Model-based Reinforcement learning is about learning system dynamics, and using the learnt system to make decisions.

In the stochastic *open-loop* case,

\begin{equation} p_{\theta}(s_1, \dots, s_T | a_1, \dots, a_T) = p(s_1) \prod_{t=1}^{T} p(s_{t+1} | s_t, a_t) \end{equation}

and we’d want to choose:

\begin{equation} a_1, \dots, a_T = \mathrm{argmax}_{a_1, \dots, a_T} E \left[ \sum_{t} r(s_t, a_t) | a_1, \dots, a_T \right] \end{equation}

In a **closed-loop** setting, the process by which the agent performs
actions receives feedback. Planning in the open-loop case can go
extremely awry.

In the stochastic *closed-loop* case,

\begin{equation} p(s_1, a_1, \dots, s_T, a_T) = p(s_1) \prod_{t=1}^{T} \pi(a_t | s_t) p(s_{t+1} | s_t, a_t) \end{equation}

where \(\pi = \mathrm{argmax}_{\pi}E_{\tau \sim p(\tau)} \left[ \sum_t r(s_t, a_t)\right]\)

## Simple Model-based RL

The most basic algorithm does this:

- Run base policy to obtain tuples \((s_{t+1}, s_t, a_t)\)
- Use supervised learning on the tuples to learn the dynamics \(f(s_t, a_t)\), minimizing loss \(\sum_i |f(s_t, a_t) - s_{t+1}|^2\)
- Use the learnt model for control

Problem: *distributional shift*. We learn from some base distribution
\(\pi_{0}\), but control via \(\pi_{f}\).

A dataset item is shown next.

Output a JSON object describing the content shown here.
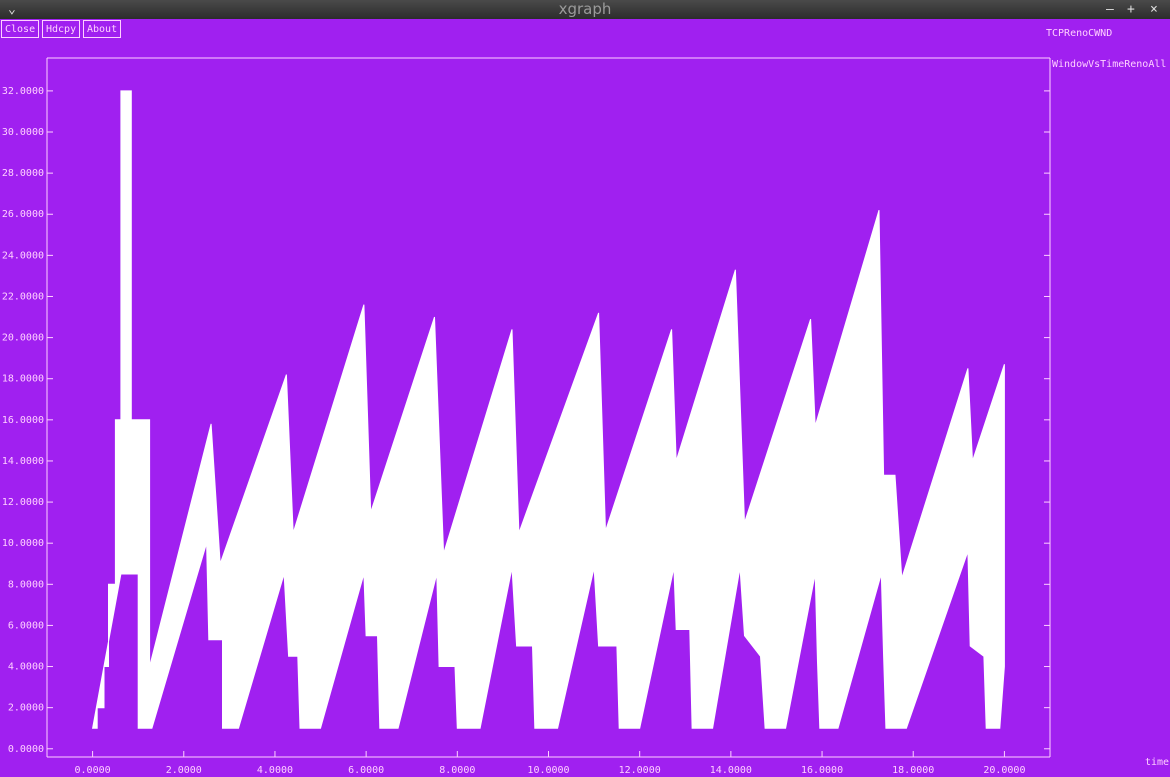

This can be addressed by
re-sampling \((s, a, s’)\) to \(D\) after step 3.

## Performance gap in model-based RL

Model-based RL tends to plateau in performance much earlier than model-free RL. This is because it needs to use a function approximator that:

- Does not overfit a low amount of samples
- But also is expressive enough

And this turns out to be hard. Below, the model is overfitted, and the planner might want to exploit going to this non-existent peak, and result in nonsensical behaviour.

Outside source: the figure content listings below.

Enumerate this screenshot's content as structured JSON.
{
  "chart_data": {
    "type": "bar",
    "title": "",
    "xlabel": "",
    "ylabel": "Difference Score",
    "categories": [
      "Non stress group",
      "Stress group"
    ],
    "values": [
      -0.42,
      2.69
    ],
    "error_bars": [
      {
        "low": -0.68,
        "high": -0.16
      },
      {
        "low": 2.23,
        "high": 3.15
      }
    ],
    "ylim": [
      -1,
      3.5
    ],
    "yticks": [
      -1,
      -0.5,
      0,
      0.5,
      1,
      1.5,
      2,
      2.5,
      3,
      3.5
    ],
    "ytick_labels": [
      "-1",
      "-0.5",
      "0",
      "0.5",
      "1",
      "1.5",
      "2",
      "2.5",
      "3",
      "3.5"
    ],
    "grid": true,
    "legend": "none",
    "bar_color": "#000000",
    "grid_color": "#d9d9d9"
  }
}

We can use *uncertainty estimation* to detect where the models may be
wrong, for example by using §gaussian_processes.

For planning under uncertainty, one can use the expected value, optimistic value, or pessimistic value, depending on application.

## How can we have uncertainty-aware models?

~~Use output entropy: high entropy means model is uncertain.~~- But model might overfit and be confident, but wrong!

- Estimate model uncertainty: the model is certain about the data,
but we are not certain about the model.
- estimate \(\log p(\theta | D)\)

- Or use Bayesian NN, Bootstrap ensembles

## Problems with model-based RL

- High dimensionality
- Redundancy

### Partial observability

Latent space models: separately learn \(p(o_t | s_t)\) (observation model; high dimensional, but not dynamic) and \(p(s_{t+1} | s_t, a_t)\) (dynamics model; low dimensional, but dynamic), and \(p(r_t | s_t, a_t)\) (reward model).